Os hospitais têm comunicado esses casos ao Centro de Informação Antivenenos (CIAV) do INEM, que desde 2020 registou 21 situações, a maioria envolvendo rapazes entre os 20 e os 29 anos, disse à agência Lusa a coordenadora do CIAV, Fátima Rato.

 

Em 2020, foram registados três casos, quatro em 2021, um em 2022. Em 2023 não foi registada nenhum, e, em 2024, oito. Nos primeiros dois meses deste ano, já foram registadas cinco intoxicações por este gás.

O caso mais grave aconteceu em 2024: Um jovem de 29 anos que ficou com dificuldades respiratórias, após ter inalado "uma dose mais elevada" deste gás.

"Ficou em coma e teve que ser hospitalizado numa unidade de cuidados intensivos", contou a médica do INEM.

A neuropediatra Rita Silva do hospital pediátrico Dona Estefânia, em Lisboa, relatou que o hospital tem acompanhado "um ou outro caso", mas tem conhecimento de vários, como no Hospital Garcia de Orta, em Almada.

"Nem há duas semanas tivemos um jovem adolescente que já tinha vindo ao serviço de urgência e depois regressou com um quadro muito grave de falta de força, desequilíbrio e alterações de sensibilidade dos membros, a ponto de ser para ele difícil andar sem apoio, por consumo de óxido nitroso", contou Rita Silva.

O adolescente, entre 15 e 16 anos, será agora submetido a "um programa intensivo de reabilitação".

A especialista explicou que os jovens consomem óxido nitroso de forma recreativa e esporádica, mas alertou que o uso de "forma mais continuada" diminui os níveis da vitamina B12, fundamental à formação da bainha de mielina que envolve os nervos.

"Quando a mielina está deficitária, não é feita a transmissão correta do impulso nervoso e isso pode dar alterações do sistema nervoso central", como perda de memória, confusão mental, alucinações.

Rita Silva explicou que o gás provoca "alterações da perceção do espaço e do tempo", criando um efeito dissociativo da realidade, com sensações de euforia que duram "30 a 60 segundos", que é o pretendido pelos jovens.

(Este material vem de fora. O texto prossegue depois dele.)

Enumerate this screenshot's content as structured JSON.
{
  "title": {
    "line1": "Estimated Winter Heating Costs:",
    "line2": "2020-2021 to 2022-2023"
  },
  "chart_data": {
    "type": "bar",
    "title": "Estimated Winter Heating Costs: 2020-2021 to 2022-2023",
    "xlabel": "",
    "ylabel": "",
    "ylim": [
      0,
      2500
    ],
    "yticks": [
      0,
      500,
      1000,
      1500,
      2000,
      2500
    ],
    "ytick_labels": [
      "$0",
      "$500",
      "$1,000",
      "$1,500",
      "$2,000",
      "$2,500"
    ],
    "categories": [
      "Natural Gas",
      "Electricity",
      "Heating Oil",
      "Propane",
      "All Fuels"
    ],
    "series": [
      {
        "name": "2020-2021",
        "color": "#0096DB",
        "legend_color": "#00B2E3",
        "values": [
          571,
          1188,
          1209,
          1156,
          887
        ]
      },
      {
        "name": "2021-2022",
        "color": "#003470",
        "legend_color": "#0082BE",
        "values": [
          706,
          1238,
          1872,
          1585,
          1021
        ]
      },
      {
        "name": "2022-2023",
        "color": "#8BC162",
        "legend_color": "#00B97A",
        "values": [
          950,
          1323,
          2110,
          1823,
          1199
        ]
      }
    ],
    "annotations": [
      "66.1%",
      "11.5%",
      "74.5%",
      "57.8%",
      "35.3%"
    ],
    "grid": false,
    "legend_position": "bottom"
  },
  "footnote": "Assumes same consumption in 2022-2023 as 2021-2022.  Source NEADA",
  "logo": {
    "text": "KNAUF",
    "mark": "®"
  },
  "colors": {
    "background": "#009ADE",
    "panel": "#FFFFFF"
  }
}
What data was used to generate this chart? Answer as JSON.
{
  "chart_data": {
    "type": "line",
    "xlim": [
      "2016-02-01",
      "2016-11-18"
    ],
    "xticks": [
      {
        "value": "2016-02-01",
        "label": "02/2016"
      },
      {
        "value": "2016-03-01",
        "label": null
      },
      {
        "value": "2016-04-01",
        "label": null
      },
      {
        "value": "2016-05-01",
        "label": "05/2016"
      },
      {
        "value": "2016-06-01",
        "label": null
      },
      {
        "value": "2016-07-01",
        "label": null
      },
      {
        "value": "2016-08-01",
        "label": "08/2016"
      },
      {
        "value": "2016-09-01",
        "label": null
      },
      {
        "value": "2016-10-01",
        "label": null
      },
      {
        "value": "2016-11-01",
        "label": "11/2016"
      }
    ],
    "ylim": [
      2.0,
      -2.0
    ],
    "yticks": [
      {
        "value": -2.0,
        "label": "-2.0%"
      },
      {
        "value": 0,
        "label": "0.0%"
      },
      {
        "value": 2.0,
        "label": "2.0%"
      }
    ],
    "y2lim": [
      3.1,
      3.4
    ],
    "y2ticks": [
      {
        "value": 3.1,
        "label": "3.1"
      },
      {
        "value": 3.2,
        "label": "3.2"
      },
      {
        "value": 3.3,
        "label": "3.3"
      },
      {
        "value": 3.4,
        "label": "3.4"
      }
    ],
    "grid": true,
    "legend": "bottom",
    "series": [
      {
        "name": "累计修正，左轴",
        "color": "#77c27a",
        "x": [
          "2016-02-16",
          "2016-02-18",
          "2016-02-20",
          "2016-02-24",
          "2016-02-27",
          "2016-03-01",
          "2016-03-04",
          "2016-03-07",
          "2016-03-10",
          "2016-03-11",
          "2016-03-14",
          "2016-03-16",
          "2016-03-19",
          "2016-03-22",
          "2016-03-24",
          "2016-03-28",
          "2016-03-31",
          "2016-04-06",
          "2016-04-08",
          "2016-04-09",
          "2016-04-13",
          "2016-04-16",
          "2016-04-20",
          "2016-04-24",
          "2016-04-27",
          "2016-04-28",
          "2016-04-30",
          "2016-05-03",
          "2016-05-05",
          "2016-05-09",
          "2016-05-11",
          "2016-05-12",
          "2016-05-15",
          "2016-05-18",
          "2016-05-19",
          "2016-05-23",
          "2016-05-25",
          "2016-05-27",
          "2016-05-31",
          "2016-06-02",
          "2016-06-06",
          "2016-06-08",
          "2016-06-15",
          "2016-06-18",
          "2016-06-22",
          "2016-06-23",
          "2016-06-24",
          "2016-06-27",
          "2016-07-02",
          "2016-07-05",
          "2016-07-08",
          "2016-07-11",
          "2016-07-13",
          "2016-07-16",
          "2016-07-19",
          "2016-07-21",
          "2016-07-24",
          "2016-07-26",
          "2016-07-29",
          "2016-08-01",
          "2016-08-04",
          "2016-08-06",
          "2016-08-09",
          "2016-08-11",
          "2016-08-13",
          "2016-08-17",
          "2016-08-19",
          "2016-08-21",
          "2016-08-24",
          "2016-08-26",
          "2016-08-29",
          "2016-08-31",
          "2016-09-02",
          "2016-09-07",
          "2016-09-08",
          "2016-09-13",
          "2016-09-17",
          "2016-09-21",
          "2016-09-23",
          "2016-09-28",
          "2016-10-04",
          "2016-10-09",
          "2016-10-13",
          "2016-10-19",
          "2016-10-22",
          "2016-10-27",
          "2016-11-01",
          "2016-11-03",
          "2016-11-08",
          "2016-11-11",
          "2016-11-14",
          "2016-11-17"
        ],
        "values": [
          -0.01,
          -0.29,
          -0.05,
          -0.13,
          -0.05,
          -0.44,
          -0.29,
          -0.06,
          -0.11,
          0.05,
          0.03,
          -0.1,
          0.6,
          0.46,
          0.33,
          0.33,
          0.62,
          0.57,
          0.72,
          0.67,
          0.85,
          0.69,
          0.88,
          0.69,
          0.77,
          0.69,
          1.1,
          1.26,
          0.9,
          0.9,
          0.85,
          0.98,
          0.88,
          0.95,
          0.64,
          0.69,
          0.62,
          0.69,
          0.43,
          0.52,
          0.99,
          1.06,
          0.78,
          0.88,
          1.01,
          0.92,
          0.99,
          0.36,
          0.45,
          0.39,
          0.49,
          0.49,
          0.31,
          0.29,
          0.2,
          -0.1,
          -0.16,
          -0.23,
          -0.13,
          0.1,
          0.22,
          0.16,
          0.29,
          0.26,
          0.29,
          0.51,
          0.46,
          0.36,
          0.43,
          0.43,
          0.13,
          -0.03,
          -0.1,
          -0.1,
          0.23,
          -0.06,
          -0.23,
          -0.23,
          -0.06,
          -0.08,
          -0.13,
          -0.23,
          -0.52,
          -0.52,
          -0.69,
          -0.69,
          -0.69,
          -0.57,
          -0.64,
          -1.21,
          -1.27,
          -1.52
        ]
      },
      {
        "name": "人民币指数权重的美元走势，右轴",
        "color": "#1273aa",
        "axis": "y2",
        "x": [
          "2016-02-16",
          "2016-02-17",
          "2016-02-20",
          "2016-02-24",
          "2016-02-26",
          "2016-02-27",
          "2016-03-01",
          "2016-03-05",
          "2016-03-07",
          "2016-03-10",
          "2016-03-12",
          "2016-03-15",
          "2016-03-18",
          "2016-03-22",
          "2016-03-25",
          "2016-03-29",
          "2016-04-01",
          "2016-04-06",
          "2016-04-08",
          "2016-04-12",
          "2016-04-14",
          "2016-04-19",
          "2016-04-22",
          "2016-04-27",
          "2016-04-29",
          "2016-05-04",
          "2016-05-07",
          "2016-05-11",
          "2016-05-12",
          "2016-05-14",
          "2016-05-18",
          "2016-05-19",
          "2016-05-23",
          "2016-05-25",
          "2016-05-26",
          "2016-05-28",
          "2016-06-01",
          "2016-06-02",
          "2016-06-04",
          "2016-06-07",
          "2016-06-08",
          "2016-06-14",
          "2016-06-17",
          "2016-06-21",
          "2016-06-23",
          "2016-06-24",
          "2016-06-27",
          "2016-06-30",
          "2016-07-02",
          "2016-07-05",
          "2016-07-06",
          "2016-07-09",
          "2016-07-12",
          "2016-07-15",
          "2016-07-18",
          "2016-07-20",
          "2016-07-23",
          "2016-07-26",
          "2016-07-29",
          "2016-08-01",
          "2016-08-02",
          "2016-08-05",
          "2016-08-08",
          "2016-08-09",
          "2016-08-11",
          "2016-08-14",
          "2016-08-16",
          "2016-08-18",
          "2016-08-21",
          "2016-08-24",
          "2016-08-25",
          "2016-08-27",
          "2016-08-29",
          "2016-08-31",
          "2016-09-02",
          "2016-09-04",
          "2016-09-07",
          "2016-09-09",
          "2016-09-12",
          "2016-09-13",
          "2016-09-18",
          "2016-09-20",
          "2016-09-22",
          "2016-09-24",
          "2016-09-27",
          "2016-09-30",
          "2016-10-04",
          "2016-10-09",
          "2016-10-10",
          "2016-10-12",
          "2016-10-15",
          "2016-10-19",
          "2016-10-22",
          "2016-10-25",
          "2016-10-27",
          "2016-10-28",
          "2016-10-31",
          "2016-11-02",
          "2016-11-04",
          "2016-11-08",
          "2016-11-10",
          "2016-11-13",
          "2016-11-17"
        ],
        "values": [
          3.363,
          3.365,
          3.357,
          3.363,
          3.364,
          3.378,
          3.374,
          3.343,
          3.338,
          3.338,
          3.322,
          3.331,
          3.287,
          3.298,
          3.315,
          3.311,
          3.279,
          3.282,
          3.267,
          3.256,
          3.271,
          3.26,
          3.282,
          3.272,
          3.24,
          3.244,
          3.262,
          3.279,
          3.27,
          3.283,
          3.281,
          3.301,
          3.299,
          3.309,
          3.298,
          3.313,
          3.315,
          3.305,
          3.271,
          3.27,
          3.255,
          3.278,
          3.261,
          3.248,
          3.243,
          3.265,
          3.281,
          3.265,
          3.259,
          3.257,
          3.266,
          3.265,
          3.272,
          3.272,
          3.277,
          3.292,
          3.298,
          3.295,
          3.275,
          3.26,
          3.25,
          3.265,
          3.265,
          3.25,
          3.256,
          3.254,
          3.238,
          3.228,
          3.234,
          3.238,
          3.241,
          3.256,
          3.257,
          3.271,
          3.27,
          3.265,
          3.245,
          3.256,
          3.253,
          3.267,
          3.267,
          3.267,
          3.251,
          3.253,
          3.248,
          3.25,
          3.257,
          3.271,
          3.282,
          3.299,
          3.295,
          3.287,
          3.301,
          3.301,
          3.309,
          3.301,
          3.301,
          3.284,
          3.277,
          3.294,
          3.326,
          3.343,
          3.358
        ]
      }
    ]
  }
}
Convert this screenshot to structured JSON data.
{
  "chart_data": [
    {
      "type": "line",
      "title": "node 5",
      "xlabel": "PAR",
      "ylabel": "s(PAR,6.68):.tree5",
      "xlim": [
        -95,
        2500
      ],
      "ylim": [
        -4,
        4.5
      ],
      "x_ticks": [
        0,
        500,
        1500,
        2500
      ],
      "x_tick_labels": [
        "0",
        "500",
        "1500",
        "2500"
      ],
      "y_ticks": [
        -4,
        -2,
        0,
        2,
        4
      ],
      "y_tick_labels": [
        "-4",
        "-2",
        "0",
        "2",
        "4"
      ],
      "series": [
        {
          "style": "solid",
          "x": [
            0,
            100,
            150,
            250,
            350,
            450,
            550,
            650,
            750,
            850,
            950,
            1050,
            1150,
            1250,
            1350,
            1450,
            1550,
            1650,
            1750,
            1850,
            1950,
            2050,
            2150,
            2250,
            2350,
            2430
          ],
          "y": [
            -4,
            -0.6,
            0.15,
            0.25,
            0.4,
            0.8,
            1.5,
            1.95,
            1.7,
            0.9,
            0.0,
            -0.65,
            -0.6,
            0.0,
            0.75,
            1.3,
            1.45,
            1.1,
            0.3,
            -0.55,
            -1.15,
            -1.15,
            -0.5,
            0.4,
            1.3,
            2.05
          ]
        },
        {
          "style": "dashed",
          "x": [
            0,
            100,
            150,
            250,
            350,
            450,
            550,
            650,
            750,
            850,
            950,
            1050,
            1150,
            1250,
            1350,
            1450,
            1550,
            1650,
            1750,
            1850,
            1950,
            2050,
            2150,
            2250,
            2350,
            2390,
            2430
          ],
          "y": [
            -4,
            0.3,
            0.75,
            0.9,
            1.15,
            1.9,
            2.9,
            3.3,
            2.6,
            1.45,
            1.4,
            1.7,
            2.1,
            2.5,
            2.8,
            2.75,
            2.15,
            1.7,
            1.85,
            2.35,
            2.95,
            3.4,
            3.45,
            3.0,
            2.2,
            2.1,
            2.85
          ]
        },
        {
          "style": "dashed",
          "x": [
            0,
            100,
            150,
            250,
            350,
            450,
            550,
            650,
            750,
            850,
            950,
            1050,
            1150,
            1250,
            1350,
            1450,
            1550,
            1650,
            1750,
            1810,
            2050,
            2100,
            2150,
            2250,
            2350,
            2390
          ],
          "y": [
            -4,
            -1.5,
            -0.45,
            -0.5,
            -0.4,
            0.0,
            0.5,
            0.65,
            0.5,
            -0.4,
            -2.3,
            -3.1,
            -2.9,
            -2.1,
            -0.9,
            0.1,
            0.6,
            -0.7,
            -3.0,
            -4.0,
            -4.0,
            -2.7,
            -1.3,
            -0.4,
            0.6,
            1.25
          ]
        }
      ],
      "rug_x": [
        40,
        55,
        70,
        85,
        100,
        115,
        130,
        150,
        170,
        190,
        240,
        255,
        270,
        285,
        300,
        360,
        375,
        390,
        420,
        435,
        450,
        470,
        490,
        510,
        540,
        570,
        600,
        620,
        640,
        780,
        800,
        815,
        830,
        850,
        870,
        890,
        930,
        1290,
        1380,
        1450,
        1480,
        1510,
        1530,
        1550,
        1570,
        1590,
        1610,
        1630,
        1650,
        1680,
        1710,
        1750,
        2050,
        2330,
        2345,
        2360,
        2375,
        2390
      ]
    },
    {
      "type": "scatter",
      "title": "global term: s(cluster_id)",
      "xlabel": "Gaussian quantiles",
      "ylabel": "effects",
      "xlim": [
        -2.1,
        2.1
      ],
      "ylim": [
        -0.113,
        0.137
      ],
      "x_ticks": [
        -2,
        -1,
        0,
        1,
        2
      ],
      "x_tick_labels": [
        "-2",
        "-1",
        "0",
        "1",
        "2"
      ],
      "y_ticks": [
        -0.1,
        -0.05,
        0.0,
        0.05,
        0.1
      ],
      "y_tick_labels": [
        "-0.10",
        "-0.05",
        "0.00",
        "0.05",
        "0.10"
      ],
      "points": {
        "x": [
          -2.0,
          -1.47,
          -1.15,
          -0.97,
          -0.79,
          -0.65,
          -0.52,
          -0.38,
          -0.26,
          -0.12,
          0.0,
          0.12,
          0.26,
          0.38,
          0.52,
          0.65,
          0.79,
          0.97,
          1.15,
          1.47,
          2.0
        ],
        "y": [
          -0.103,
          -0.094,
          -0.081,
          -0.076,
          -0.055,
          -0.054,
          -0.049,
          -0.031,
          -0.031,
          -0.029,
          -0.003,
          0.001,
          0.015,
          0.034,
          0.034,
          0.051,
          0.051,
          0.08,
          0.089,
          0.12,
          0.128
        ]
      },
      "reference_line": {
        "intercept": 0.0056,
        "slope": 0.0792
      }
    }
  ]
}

O uso continuado do "gás do riso" também pode causar danos a nível periférico dos nervos e dos músculos, resultando em "falta de força nos membros" e alterações graves de coordenação e do equilíbrio.

"Chegam a andar com o que chamamos de ataxia, parecem bêbados, e têm alterações de sensibilidade", como formigueiros ou mesmo não sentir os membros", disse a especialista, alertando para a importância de detetar e tratar precocemente estas situações, caso contrário as sequelas podem ser irreversíveis.

"Se for um consumo pesado ou crónico, sabemos que pode ter consequências orgânicas que, mesmo sob tratamento, podem vir a ser irreversíveis", acrescentou Margarida Alcafache, pediatra na Unidade de Adolescentes da ULS São José, no Hospital Dona Estefânia.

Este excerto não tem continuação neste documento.